"Just the same I'm going," declared Janice. "It's not far, is it?"
"Right up at the edge of town," said her uncle. "They built it there ter git the young'uns out o' the way. Hard on some of 'em in bad weather, it's sech a long walk. Some o' these here flighty folks has been talkin' up a new buildin' an' a new teacher; but taxes is high enough as they be, I tell 'em!"
"'Rill Scattergood ain't no sort er teacher," said Mrs. Day. "She didn't have no sort er control over Marty."
"Huh!" grunted that young man, "she couldn't teach nothin' ter nobody—that ol' maid."
"But 'most of the girls and boys of Poketown go to school to her, don't they?" asked Janice.
"Them whose folks can't send 'em to the Middleboro Academy," admitted her aunt.

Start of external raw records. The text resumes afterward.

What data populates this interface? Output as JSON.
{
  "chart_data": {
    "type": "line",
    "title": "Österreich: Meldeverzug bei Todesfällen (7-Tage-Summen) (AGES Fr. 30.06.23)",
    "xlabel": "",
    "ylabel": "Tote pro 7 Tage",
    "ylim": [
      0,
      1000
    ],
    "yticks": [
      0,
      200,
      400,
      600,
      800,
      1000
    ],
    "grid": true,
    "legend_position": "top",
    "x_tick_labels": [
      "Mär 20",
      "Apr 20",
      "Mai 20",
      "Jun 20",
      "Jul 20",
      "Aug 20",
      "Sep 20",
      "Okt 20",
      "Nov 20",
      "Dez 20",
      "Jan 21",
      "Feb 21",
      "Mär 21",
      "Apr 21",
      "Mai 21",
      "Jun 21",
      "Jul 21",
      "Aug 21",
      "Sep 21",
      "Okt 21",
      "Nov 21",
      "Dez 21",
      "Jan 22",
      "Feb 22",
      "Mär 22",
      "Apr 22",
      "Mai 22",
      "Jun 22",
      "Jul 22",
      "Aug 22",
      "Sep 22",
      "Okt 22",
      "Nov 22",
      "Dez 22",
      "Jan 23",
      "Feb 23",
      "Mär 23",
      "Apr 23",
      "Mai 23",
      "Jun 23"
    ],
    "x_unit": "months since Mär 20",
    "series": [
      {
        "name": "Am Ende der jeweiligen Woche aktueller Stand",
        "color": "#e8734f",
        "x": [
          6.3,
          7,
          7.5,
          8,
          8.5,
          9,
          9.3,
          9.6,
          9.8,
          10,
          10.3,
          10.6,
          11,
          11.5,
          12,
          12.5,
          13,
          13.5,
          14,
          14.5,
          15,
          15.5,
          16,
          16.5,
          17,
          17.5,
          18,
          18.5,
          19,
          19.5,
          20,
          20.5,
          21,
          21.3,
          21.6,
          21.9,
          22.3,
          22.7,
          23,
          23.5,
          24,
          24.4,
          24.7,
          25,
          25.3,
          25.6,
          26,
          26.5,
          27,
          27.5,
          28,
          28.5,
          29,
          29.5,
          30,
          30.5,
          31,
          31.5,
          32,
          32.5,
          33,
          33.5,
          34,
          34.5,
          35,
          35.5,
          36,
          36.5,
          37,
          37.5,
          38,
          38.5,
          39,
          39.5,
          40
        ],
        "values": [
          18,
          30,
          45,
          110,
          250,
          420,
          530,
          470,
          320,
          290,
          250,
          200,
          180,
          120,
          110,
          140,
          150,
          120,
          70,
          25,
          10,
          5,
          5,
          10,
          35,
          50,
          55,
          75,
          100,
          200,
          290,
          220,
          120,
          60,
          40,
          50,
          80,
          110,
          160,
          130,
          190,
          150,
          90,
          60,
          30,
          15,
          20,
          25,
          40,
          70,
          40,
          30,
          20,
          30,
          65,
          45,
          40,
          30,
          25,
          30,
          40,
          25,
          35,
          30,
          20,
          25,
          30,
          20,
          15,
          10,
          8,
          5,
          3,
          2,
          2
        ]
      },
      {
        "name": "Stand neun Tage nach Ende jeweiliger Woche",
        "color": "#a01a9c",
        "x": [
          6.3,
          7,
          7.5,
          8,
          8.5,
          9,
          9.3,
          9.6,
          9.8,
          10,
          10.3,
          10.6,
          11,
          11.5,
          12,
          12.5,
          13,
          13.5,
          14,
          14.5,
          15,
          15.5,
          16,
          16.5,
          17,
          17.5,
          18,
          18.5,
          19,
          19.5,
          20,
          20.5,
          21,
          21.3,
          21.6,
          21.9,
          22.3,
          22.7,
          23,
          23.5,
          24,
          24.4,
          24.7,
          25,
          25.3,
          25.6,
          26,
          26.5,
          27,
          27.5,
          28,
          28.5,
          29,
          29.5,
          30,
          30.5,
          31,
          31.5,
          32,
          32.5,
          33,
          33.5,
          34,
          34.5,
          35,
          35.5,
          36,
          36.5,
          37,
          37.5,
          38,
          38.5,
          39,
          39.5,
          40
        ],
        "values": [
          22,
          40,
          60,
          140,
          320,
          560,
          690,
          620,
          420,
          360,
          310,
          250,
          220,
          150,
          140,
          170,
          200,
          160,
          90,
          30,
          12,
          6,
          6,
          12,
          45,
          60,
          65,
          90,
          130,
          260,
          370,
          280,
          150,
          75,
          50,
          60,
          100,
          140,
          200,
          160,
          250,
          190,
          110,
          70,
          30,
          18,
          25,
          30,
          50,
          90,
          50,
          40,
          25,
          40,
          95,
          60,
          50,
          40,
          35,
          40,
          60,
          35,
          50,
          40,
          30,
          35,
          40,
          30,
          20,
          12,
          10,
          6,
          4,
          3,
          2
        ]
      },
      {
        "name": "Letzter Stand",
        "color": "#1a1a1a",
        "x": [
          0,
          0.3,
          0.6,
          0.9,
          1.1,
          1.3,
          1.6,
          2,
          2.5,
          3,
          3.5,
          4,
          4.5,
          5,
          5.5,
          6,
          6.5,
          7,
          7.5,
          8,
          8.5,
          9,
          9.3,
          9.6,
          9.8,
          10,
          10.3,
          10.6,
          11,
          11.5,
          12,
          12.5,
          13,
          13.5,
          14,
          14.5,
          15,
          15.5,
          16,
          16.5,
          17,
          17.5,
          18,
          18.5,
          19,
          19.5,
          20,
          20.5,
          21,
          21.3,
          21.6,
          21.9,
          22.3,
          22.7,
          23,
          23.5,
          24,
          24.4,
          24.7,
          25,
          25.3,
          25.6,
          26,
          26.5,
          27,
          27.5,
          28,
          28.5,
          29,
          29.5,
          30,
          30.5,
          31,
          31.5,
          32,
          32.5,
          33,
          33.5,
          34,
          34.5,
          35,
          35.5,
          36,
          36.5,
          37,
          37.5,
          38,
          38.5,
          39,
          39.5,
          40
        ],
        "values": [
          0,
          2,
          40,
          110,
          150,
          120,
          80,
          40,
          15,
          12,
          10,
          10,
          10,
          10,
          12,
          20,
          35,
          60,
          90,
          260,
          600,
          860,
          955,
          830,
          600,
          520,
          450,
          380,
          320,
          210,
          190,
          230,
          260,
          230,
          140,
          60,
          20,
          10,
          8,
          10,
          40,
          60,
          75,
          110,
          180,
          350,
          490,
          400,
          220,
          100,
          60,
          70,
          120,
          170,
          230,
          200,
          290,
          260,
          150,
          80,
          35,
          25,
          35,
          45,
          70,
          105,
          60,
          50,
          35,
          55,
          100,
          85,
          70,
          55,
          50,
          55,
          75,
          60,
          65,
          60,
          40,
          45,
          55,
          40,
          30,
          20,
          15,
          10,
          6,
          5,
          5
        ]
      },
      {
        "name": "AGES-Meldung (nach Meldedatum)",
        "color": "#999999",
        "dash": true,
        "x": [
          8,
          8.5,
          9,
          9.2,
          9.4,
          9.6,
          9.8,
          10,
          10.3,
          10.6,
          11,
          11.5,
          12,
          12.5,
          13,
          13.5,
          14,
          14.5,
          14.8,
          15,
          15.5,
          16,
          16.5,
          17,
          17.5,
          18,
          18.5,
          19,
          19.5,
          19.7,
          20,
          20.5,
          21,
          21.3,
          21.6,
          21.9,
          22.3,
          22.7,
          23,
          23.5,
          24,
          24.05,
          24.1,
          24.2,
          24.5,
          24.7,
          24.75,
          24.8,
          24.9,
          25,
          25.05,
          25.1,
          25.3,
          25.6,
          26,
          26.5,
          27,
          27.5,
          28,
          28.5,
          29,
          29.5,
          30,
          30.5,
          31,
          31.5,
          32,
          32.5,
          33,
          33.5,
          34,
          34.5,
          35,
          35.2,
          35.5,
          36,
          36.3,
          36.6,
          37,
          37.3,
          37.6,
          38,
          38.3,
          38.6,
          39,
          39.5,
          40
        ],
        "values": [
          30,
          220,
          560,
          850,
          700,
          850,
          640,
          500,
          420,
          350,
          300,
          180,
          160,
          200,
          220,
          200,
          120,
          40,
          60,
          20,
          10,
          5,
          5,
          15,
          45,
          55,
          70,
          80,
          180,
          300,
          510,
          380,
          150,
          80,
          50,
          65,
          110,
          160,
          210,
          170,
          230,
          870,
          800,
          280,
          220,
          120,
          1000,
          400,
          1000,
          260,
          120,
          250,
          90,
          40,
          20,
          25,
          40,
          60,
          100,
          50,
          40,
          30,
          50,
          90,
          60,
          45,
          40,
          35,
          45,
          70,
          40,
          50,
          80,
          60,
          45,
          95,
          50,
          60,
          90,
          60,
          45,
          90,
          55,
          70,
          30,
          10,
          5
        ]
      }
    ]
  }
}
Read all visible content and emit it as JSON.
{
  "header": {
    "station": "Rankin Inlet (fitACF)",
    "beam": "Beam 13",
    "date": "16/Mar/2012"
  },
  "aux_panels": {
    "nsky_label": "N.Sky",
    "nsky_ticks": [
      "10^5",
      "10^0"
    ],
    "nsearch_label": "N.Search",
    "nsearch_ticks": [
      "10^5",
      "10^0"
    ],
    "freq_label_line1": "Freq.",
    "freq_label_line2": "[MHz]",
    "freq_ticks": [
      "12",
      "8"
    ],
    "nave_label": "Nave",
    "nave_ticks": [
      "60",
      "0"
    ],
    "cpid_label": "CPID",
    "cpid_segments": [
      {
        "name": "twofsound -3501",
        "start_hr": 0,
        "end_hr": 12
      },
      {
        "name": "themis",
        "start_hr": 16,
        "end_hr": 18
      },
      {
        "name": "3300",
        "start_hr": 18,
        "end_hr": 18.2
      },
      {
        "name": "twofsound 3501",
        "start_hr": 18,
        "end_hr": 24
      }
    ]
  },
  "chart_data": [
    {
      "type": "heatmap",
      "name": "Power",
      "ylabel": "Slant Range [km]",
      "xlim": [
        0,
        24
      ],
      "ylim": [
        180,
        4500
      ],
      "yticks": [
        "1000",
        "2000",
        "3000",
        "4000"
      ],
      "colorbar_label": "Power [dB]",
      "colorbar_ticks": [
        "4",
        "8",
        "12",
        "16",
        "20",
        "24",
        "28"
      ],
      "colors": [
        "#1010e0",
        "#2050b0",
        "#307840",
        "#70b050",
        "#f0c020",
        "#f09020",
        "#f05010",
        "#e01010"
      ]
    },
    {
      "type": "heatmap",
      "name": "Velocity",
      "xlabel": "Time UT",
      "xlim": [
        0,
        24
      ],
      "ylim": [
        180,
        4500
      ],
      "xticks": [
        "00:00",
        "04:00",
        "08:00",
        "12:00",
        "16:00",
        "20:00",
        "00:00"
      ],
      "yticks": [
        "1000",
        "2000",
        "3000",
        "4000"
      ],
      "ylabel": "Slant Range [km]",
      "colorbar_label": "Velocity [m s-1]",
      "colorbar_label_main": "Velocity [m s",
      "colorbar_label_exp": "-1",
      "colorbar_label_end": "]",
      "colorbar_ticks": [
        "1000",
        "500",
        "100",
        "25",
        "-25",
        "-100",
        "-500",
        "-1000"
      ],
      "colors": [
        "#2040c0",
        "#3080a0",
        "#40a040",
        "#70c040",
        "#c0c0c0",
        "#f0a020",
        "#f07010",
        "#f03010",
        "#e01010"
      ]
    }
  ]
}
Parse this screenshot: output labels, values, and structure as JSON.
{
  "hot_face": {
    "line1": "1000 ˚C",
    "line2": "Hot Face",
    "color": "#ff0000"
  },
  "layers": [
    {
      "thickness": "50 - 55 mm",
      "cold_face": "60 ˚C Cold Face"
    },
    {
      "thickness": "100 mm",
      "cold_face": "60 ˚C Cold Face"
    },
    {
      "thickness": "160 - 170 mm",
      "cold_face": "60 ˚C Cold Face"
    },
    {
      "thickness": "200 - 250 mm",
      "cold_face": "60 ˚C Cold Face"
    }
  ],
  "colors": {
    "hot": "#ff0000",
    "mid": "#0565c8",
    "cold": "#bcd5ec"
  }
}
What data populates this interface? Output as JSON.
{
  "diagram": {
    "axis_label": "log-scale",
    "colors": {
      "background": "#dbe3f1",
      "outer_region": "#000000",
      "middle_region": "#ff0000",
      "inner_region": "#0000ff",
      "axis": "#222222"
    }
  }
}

"Then I'm going up to get acquainted after dinner," announced Janice. "I—I had so many friends in Greensboro—so many, many girls at school—and some of the boys were real nice—and the teachers—and other folks. Oh, dear! I expect it's Daddy I miss most of all, and if I don't pretty soon find something to do—something to take a real interest in—I'll never be able to stand having him 'way down there in Mexico and me up here, not knowing what's happening to him!"
The girl's voice broke and the tears stood in her eyes. Her earnestness made even Marty silent for the moment. Aunt Almira leaned over and patted her hand.
"You go on to the school, if ye think ye got to. I'd go with ye an' introduce ye ter 'Rill Scattergood if I didn't have so much to do. It does seem as though I allus was behindhand with my work."
A little later, when Janice, in her neat summer frock and beribboned shade-hat, passed down Hillside Avenue, she was conscious of a good many people staring at her—more now than when she had come up the hill with her uncle several days before.